Though Gov. Dannel P. Malloy refused to offer early retirement incentives when he negotiated labor concessions in the summer of 2011 to help close a big budget deficit, he did agree to postpone any new restrictions on retirement benefits until October of that year.
This produced another surge in retirements similar to those during the early retirement incentive programs. Since mid-2010, the backlog has grown by almost 3,800 pension audits.
Lembo said his office has been working since 2012 to research options, plan a new audit system, secure funding and integrate new software with the state’s existing human resources data processing network.
And even though the backlog has meant retirees may wait years for a final resolution of their pensions, Lembo said that – outside of the state auditors’ office – there hadn’t been much pressure from labor or state management to change the system.
That’s because state law requires Connecticut to pay 5 percent interest per year on any lump sum amount deemed owed to the retirees after the audit is completed.

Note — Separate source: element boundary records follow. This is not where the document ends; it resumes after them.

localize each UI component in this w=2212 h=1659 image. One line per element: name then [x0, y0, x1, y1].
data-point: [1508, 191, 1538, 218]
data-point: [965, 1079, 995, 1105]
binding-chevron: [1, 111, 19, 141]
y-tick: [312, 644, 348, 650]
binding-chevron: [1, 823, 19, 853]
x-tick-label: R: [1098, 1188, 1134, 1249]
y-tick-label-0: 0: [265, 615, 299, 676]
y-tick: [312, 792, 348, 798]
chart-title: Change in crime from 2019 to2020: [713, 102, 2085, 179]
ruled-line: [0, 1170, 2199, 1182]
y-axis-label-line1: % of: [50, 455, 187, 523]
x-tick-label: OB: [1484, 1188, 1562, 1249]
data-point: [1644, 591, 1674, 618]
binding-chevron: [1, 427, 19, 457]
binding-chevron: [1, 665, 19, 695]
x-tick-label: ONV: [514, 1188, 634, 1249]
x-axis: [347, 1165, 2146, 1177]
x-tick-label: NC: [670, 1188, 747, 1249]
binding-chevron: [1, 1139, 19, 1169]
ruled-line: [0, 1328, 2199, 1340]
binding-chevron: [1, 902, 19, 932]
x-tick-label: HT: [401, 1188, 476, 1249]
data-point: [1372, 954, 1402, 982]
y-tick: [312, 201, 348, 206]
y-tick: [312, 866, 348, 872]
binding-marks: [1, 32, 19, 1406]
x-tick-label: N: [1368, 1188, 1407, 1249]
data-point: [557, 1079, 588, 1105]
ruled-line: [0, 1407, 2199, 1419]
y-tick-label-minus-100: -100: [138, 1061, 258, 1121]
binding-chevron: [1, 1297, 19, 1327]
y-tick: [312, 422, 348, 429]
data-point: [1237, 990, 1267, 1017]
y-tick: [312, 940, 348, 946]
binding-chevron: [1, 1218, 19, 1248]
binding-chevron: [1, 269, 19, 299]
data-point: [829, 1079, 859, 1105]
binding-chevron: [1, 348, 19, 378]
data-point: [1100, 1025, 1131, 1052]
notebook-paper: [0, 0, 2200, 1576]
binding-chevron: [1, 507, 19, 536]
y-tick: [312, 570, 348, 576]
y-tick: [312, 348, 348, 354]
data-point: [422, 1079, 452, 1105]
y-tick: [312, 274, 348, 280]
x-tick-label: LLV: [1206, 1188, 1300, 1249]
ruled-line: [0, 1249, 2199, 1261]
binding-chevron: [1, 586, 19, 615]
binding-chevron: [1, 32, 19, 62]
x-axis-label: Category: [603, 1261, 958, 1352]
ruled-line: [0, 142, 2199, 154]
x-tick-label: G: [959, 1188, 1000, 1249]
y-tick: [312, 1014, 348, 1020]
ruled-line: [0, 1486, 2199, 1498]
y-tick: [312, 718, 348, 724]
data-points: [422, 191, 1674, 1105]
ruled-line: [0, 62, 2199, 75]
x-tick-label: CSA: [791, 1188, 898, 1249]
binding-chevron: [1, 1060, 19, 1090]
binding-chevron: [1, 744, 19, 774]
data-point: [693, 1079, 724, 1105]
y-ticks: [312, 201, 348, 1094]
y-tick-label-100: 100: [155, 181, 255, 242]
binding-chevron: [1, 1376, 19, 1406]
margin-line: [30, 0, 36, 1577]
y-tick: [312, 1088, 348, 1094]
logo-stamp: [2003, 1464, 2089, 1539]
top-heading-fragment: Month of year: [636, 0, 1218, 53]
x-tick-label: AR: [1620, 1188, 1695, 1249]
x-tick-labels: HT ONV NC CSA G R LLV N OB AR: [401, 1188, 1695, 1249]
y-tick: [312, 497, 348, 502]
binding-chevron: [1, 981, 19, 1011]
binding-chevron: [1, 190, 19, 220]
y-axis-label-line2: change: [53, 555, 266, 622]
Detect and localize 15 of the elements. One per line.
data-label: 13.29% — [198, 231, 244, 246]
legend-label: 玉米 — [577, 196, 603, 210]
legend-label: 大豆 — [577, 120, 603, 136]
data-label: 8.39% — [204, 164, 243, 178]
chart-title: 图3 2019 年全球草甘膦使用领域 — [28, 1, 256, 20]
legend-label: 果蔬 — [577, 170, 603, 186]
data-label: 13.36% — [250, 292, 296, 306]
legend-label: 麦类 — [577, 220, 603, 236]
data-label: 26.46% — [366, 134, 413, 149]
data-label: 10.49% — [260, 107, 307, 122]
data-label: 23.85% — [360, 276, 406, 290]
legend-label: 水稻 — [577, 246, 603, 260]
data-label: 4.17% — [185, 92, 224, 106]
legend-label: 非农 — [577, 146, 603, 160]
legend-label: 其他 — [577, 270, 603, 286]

And state officials generally did not complain since the state was able to achieve investment earnings on any withheld pension funds, Lembo said, adding that Connecticut’s annual investment return often topped 5 percent.
“It’s still not a good business practice,” Lembo said, adding that the backlog eventually would grow to unwieldy proportions, and that had to be addressed.
The comptroller added that the new computerized system offers other benefits.
“Our staff won’t be answering calls from employees in another agency asking, if they leave today, what their benefits will be,” he said. “They can just log into the system and look it up for themselves.
“Paper files, microfiche – that’s not how business is done anymore.”